A second backdoor discovered on infected SolarWinds systems

A second backdoor discovered on infected SolarWinds systems

While analyzing the recent SolarWinds supply-chain attack security researchers have found a second backdoor, suggesting involvement of another hacker group, unrelated to the suspected government-backed threat actor that compromised SolarWinds to taint its official Orion software with malware.

Tracked as Supernova, the backdoor is a webshell injected into SolarWinds Orion code that would allow threat actors to execute arbitrary code on systems running the compromised version of Orion. Supernova web shell was used to download, compile and execute a malicious Powershell script (dubbed CosmicGale by some researchers). Additionally, Supernova does not have a digital signature, unlike the initially discovered Sunburst/Solarigate malware that trojanized the SolarWinds.Orion.Core.BusinessLayer.Dll library, which may indicate that there is a second hacker group at work.

Security firms Guidepoint, Symantec, and Palo Alto Network released reports with technical details on Supernova.

According to Palo Alto, the webshell is a malicious version of a legitimate .NET library (app_web_logoimagehandler.ashx.b6031896.dll) present in the Orion app, designed to allow it to stay hidden from automated defense mechanisms.
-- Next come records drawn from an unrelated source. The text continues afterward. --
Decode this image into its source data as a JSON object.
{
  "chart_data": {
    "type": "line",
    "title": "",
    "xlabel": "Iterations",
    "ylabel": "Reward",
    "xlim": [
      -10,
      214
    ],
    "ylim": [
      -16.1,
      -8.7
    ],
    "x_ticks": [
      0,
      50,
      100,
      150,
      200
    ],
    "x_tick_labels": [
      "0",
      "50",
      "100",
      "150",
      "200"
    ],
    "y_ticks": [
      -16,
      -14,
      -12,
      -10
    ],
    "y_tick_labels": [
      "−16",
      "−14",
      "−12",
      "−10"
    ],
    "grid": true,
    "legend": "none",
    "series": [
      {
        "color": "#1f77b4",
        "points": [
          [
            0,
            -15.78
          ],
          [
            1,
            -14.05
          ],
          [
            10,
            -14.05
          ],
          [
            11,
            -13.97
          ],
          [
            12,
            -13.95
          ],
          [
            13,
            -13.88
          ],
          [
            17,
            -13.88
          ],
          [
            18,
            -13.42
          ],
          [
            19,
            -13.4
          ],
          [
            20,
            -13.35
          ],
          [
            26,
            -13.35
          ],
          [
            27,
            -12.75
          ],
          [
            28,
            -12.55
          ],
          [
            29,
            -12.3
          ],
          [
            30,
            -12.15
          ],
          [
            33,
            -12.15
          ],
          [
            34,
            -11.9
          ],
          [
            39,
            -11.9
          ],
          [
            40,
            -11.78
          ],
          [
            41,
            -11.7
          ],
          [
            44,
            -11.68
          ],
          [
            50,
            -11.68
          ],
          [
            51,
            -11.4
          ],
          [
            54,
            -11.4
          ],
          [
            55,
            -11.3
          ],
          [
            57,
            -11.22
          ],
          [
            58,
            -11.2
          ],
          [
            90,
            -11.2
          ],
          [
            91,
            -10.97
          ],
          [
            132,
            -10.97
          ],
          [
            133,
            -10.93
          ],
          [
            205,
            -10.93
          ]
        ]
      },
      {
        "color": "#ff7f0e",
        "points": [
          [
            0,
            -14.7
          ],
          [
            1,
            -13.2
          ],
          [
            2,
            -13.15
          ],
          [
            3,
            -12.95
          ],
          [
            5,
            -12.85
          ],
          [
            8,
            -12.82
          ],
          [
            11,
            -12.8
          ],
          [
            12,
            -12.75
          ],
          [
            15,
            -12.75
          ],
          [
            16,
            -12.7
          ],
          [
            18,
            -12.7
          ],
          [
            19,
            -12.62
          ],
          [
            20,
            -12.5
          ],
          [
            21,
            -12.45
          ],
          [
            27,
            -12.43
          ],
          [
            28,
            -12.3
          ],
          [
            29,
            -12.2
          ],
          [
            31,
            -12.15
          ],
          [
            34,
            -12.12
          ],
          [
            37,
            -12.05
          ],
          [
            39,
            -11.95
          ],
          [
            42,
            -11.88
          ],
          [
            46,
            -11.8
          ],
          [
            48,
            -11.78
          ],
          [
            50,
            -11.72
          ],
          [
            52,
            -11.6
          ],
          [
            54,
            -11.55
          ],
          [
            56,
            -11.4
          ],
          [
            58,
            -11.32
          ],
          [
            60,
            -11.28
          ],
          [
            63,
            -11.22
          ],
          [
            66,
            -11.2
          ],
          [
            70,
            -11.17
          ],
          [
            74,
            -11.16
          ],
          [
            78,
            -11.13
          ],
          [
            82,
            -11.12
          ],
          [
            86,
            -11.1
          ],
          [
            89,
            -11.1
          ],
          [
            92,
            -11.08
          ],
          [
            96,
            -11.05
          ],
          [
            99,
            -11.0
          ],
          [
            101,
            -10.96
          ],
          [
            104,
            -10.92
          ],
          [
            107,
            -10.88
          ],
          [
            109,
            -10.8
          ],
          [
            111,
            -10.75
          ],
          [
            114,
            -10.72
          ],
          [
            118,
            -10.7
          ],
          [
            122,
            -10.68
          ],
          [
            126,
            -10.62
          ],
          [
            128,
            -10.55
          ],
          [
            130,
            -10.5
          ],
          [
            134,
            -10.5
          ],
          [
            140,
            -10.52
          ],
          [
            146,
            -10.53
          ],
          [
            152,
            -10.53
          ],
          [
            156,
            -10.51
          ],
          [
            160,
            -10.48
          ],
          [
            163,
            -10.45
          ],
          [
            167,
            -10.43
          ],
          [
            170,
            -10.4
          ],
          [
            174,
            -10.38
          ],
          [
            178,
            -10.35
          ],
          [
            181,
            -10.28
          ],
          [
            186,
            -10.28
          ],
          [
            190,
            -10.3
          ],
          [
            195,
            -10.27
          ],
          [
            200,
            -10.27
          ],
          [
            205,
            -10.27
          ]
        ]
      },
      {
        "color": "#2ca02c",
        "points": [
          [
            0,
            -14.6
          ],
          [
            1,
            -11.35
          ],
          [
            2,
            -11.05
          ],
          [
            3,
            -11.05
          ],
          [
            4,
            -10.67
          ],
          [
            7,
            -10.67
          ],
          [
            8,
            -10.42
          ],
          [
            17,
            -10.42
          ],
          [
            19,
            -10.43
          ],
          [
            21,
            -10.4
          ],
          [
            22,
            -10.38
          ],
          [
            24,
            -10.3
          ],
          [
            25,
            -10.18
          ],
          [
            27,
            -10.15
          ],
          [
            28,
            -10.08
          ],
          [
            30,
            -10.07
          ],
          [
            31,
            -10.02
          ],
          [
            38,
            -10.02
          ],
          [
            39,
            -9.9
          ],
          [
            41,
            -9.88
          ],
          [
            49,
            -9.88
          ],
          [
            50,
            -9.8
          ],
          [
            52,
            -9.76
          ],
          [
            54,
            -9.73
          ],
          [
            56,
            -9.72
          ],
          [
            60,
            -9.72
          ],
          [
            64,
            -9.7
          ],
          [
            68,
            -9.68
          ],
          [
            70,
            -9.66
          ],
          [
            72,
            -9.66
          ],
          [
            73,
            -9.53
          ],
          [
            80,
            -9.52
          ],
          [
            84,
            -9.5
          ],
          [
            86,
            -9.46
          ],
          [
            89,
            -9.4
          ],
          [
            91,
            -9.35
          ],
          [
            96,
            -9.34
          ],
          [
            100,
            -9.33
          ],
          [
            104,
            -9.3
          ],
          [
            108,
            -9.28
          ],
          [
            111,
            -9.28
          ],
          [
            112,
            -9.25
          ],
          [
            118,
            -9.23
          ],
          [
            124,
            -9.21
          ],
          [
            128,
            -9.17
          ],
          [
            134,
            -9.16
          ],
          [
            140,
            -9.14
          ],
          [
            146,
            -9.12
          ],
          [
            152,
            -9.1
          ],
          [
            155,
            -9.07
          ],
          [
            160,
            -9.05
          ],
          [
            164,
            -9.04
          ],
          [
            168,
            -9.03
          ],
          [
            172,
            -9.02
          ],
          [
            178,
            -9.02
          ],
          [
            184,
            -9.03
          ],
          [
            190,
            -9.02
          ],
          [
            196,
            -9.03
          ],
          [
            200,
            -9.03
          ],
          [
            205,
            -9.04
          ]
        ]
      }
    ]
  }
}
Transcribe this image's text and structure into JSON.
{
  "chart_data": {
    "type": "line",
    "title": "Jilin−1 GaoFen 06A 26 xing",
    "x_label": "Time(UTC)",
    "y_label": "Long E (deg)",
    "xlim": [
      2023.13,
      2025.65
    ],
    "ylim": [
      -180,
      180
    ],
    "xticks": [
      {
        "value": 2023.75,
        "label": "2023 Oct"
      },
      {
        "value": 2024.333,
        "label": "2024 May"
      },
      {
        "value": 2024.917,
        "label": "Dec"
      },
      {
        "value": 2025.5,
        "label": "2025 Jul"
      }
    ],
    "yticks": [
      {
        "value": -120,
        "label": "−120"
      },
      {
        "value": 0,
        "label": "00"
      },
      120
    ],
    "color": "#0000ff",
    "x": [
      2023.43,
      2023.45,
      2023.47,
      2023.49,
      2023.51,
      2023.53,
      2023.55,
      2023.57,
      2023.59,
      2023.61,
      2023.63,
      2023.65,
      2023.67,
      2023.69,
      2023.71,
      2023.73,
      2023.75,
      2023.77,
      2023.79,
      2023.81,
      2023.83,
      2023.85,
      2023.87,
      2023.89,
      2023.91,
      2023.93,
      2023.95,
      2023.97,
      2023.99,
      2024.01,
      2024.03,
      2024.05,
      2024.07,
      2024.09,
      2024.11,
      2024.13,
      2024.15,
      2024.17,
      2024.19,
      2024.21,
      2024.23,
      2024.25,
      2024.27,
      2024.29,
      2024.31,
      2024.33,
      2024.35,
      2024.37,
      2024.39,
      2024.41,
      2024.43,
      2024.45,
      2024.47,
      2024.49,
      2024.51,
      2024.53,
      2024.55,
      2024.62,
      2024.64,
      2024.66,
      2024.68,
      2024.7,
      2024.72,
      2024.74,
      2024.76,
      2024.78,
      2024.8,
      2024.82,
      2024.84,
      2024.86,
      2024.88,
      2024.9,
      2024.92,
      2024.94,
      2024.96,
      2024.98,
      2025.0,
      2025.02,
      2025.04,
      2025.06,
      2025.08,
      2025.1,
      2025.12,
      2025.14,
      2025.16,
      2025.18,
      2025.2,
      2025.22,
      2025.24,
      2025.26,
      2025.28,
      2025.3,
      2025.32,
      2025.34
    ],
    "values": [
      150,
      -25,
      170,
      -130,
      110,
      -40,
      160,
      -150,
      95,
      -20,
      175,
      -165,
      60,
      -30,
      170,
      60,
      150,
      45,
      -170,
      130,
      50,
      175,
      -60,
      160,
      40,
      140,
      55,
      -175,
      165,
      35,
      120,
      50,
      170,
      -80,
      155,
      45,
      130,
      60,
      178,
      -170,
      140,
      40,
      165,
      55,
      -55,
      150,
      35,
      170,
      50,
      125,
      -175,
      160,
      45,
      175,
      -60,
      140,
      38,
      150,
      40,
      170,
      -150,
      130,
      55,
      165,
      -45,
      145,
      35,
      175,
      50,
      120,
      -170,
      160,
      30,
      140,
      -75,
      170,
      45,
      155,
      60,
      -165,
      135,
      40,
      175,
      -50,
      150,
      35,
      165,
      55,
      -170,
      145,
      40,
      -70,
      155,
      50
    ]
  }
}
Orion software uses the DLL to expose an HTTP API, allowing the host to respond to other subsystems when querying for a specific GIF image.

“SUPERNOVA differs dramatically in that it takes a valid .NET program as a parameter. The .NET class, method, arguments and code data are compiled and executed in-memory. There are no additional forensic artifacts written to disk, unlike low-level webshell stagers, and there is no need for additional network callbacks other than the initial C2 request,” the researchers said. “In other words, the attackers have constructed a stealthy and full-fledged .NET API embedded in an Orion binary, whose user is typically highly privileged and positioned with a high degree of visibility within an organization’s network. The attackers can then arbitrarily configure SolarWinds (and any local operating system feature on Windows exposed by the .NET SDK) with malicious C# code. The code is compiled on the fly during benign SolarWinds operation and is executed dynamically.”

Researchers have not been able to determine when the Supernova backdoor was first introduced in the Orion software.

Multiple researchers put together lists of organizations that had been affected by the SolarWinds supply-chain attack and had their internal systems infected with the Sunburst malware. The list include tech companies, local governments, universities, hospitals, banks, and telecom providers, with Cisco, SAP, Intel, VMWare, Cox Communications, Deloitte, Nvidia, Fujitsu, Belkin, Amerisafe, Lukoil, Rakuten, Check Point, Optimizely, Digital Reach, and Digital Sense to name a few.